The clear wearable climate ponchos were adorned with images that depicted the archetype of the Traveler, with the people depicted wearing backpacks, carrying suitcases, wearing hats and some holding children. They were all on their way somewhere, in one direction a lot of the times. This simple showing of people in movement, in transition, resonates with a world-wide issue and echoed the reality of the viewers as they themselves traversed space to witness the performance.
Alien Nation, 2017. Video documentation of performance.
OPP: In the Fall of 2017, you began a Fellowship at the Halcyon Arts Lab. Tell us bit about the program and your experience. How did it change your work?
HC: Halcyon Arts Lab is a fully funded, nine-month, international incubator that nurtures socially engaged artists in Washington D.C. I was lucky enough to be selected as one of 8 fellows for the inaugural cohort 2017-2018 to continue my work on Alien Nation.
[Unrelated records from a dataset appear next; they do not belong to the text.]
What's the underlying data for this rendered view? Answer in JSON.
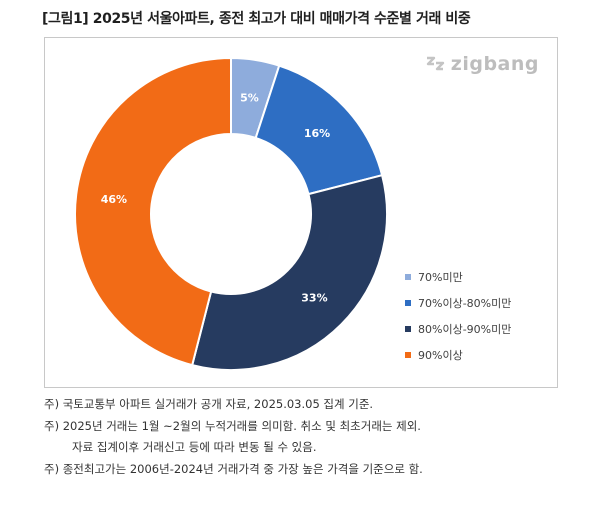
{
  "title": "[그림1] 2025년 서울아파트, 종전 최고가 대비 매매가격 수준별 거래 비중",
  "logo": {
    "text": "zigbang",
    "icon": "zigbang-logo-icon"
  },
  "chart_data": {
    "type": "pie",
    "donut": true,
    "title": "",
    "legend_position": "right",
    "categories": [
      "70%미만",
      "70%이상-80%미만",
      "80%이상-90%미만",
      "90%이상"
    ],
    "values": [
      5,
      16,
      33,
      46
    ],
    "data_labels": [
      "5%",
      "16%",
      "33%",
      "46%"
    ],
    "colors": [
      "#8eacdc",
      "#2e6ec3",
      "#263b60",
      "#f26b16"
    ]
  },
  "notes": [
    "주) 국토교통부 아파트 실거래가 공개 자료, 2025.03.05 집계 기준.",
    "주) 2025년 거래는 1월 ~2월의 누적거래를 의미함. 취소 및 최초거래는 제외.",
    "자료 집계이후 거래신고 등에 따라 변동 될 수 있음.",
    "주) 종전최고가는 2006년-2024년 거래가격 중 가장 높은 가격을 기준으로 함."
  ]
}
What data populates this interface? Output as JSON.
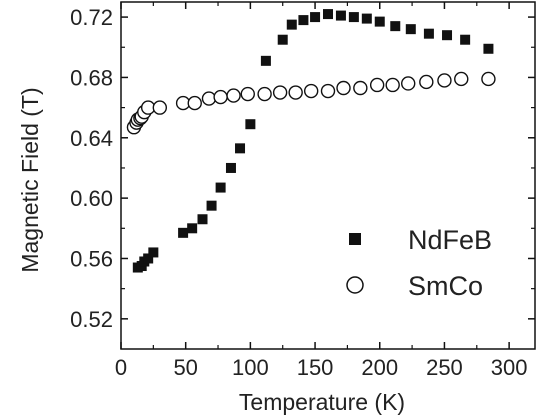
{
  "chart_data": {
    "type": "scatter",
    "xlabel": "Temperature (K)",
    "ylabel": "Magnetic Field (T)",
    "xlim": [
      0,
      320
    ],
    "ylim": [
      0.5,
      0.73
    ],
    "xticks": [
      "0",
      "50",
      "100",
      "150",
      "200",
      "250",
      "300"
    ],
    "yticks": [
      "0.52",
      "0.56",
      "0.60",
      "0.64",
      "0.68",
      "0.72"
    ],
    "legend_placement": "lower-right",
    "series": [
      {
        "name": "NdFeB",
        "marker": "filled-square",
        "color": "#111111",
        "points": [
          {
            "x": 13,
            "y": 0.554
          },
          {
            "x": 16,
            "y": 0.555
          },
          {
            "x": 18,
            "y": 0.558
          },
          {
            "x": 21,
            "y": 0.56
          },
          {
            "x": 25,
            "y": 0.564
          },
          {
            "x": 48,
            "y": 0.577
          },
          {
            "x": 55,
            "y": 0.58
          },
          {
            "x": 63,
            "y": 0.586
          },
          {
            "x": 70,
            "y": 0.595
          },
          {
            "x": 77,
            "y": 0.607
          },
          {
            "x": 85,
            "y": 0.62
          },
          {
            "x": 92,
            "y": 0.633
          },
          {
            "x": 100,
            "y": 0.649
          },
          {
            "x": 112,
            "y": 0.691
          },
          {
            "x": 125,
            "y": 0.705
          },
          {
            "x": 132,
            "y": 0.715
          },
          {
            "x": 141,
            "y": 0.718
          },
          {
            "x": 150,
            "y": 0.72
          },
          {
            "x": 160,
            "y": 0.722
          },
          {
            "x": 170,
            "y": 0.721
          },
          {
            "x": 180,
            "y": 0.72
          },
          {
            "x": 190,
            "y": 0.719
          },
          {
            "x": 200,
            "y": 0.717
          },
          {
            "x": 212,
            "y": 0.714
          },
          {
            "x": 224,
            "y": 0.712
          },
          {
            "x": 238,
            "y": 0.709
          },
          {
            "x": 252,
            "y": 0.708
          },
          {
            "x": 266,
            "y": 0.705
          },
          {
            "x": 284,
            "y": 0.699
          }
        ]
      },
      {
        "name": "SmCo",
        "marker": "open-circle",
        "color": "#111111",
        "points": [
          {
            "x": 10,
            "y": 0.647
          },
          {
            "x": 12,
            "y": 0.65
          },
          {
            "x": 13,
            "y": 0.652
          },
          {
            "x": 15,
            "y": 0.653
          },
          {
            "x": 16,
            "y": 0.654
          },
          {
            "x": 18,
            "y": 0.657
          },
          {
            "x": 21,
            "y": 0.66
          },
          {
            "x": 30,
            "y": 0.66
          },
          {
            "x": 48,
            "y": 0.663
          },
          {
            "x": 57,
            "y": 0.663
          },
          {
            "x": 68,
            "y": 0.666
          },
          {
            "x": 77,
            "y": 0.667
          },
          {
            "x": 87,
            "y": 0.668
          },
          {
            "x": 98,
            "y": 0.669
          },
          {
            "x": 111,
            "y": 0.669
          },
          {
            "x": 123,
            "y": 0.67
          },
          {
            "x": 135,
            "y": 0.67
          },
          {
            "x": 147,
            "y": 0.671
          },
          {
            "x": 160,
            "y": 0.671
          },
          {
            "x": 172,
            "y": 0.673
          },
          {
            "x": 185,
            "y": 0.673
          },
          {
            "x": 198,
            "y": 0.675
          },
          {
            "x": 210,
            "y": 0.675
          },
          {
            "x": 222,
            "y": 0.676
          },
          {
            "x": 236,
            "y": 0.677
          },
          {
            "x": 250,
            "y": 0.678
          },
          {
            "x": 263,
            "y": 0.679
          },
          {
            "x": 284,
            "y": 0.679
          }
        ]
      }
    ]
  }
}
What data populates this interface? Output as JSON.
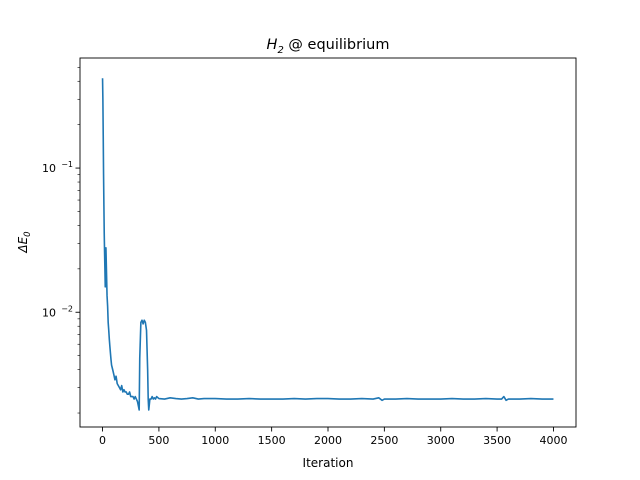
{
  "chart_data": {
    "type": "line",
    "title_prefix": "H",
    "title_subscript": "2",
    "title_suffix": " @ equilibrium",
    "xlabel": "Iteration",
    "ylabel_prefix": "ΔE",
    "ylabel_subscript": "0",
    "xlim": [
      -200,
      4200
    ],
    "ylim": [
      0.0016,
      0.58
    ],
    "yscale": "log",
    "grid": false,
    "line_color": "#1f77b4",
    "x_ticks": [
      0,
      500,
      1000,
      1500,
      2000,
      2500,
      3000,
      3500,
      4000
    ],
    "x_tick_labels": [
      "0",
      "500",
      "1000",
      "1500",
      "2000",
      "2500",
      "3000",
      "3500",
      "4000"
    ],
    "y_major_ticks": [
      {
        "value": 0.1,
        "base": "10",
        "exp": "−1"
      },
      {
        "value": 0.01,
        "base": "10",
        "exp": "−2"
      }
    ],
    "y_minor_ticks": [
      0.002,
      0.003,
      0.004,
      0.005,
      0.006,
      0.007,
      0.008,
      0.009,
      0.02,
      0.03,
      0.04,
      0.05,
      0.06,
      0.07,
      0.08,
      0.09,
      0.2,
      0.3,
      0.4,
      0.5
    ],
    "series": [
      {
        "x": [
          0,
          3,
          6,
          9,
          12,
          15,
          18,
          21,
          24,
          27,
          30,
          35,
          40,
          45,
          50,
          55,
          60,
          65,
          70,
          75,
          80,
          90,
          100,
          110,
          120,
          130,
          140,
          150,
          160,
          170,
          180,
          190,
          200,
          210,
          220,
          230,
          240,
          250,
          260,
          270,
          280,
          290,
          300,
          310,
          320,
          325,
          330,
          340,
          350,
          360,
          370,
          380,
          390,
          400,
          405,
          410,
          420,
          430,
          440,
          450,
          460,
          470,
          480,
          500,
          550,
          600,
          650,
          700,
          750,
          800,
          850,
          900,
          1000,
          1100,
          1200,
          1300,
          1400,
          1500,
          1600,
          1700,
          1800,
          1900,
          2000,
          2100,
          2200,
          2300,
          2400,
          2450,
          2480,
          2500,
          2600,
          2700,
          2800,
          2900,
          3000,
          3100,
          3200,
          3300,
          3400,
          3500,
          3540,
          3560,
          3580,
          3600,
          3700,
          3800,
          3900,
          4000
        ],
        "y": [
          0.42,
          0.3,
          0.17,
          0.09,
          0.055,
          0.035,
          0.026,
          0.02,
          0.015,
          0.022,
          0.028,
          0.019,
          0.013,
          0.011,
          0.0085,
          0.0075,
          0.0065,
          0.0058,
          0.0052,
          0.0047,
          0.0043,
          0.004,
          0.0037,
          0.0034,
          0.0036,
          0.0032,
          0.0031,
          0.003,
          0.0029,
          0.0031,
          0.0028,
          0.0029,
          0.0028,
          0.0028,
          0.0027,
          0.0027,
          0.0028,
          0.0026,
          0.0026,
          0.0026,
          0.0025,
          0.0026,
          0.0025,
          0.0024,
          0.0022,
          0.0021,
          0.0048,
          0.0085,
          0.0088,
          0.0083,
          0.0088,
          0.0085,
          0.0075,
          0.004,
          0.0025,
          0.0021,
          0.0025,
          0.0025,
          0.0026,
          0.0025,
          0.00255,
          0.0025,
          0.0026,
          0.00252,
          0.0025,
          0.00255,
          0.00252,
          0.0025,
          0.00252,
          0.00255,
          0.0025,
          0.00252,
          0.00252,
          0.0025,
          0.0025,
          0.00252,
          0.0025,
          0.0025,
          0.0025,
          0.00252,
          0.0025,
          0.00252,
          0.00252,
          0.0025,
          0.0025,
          0.00252,
          0.0025,
          0.00255,
          0.00245,
          0.0025,
          0.0025,
          0.00252,
          0.0025,
          0.0025,
          0.0025,
          0.00252,
          0.0025,
          0.0025,
          0.00252,
          0.0025,
          0.0025,
          0.0026,
          0.00245,
          0.0025,
          0.0025,
          0.00252,
          0.0025,
          0.0025
        ]
      }
    ]
  }
}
The program includes a range of professional development opportunities as well as tons of studio visits from renowned arts professionals. In addition, I am being mentored by Alberto Fierro Garza, Director of The Mexican Cultural Institute of Washington D.C. and mentoring a young artist myself. In the short seven months that I’ve been here, my practice has strengthen by leaps and bounds, I suspect this has everything to do with the nurturing environment the fellowship provides. I encourage all socially engaged artists to keep an eye on this fellowship and consider applying in the years to come!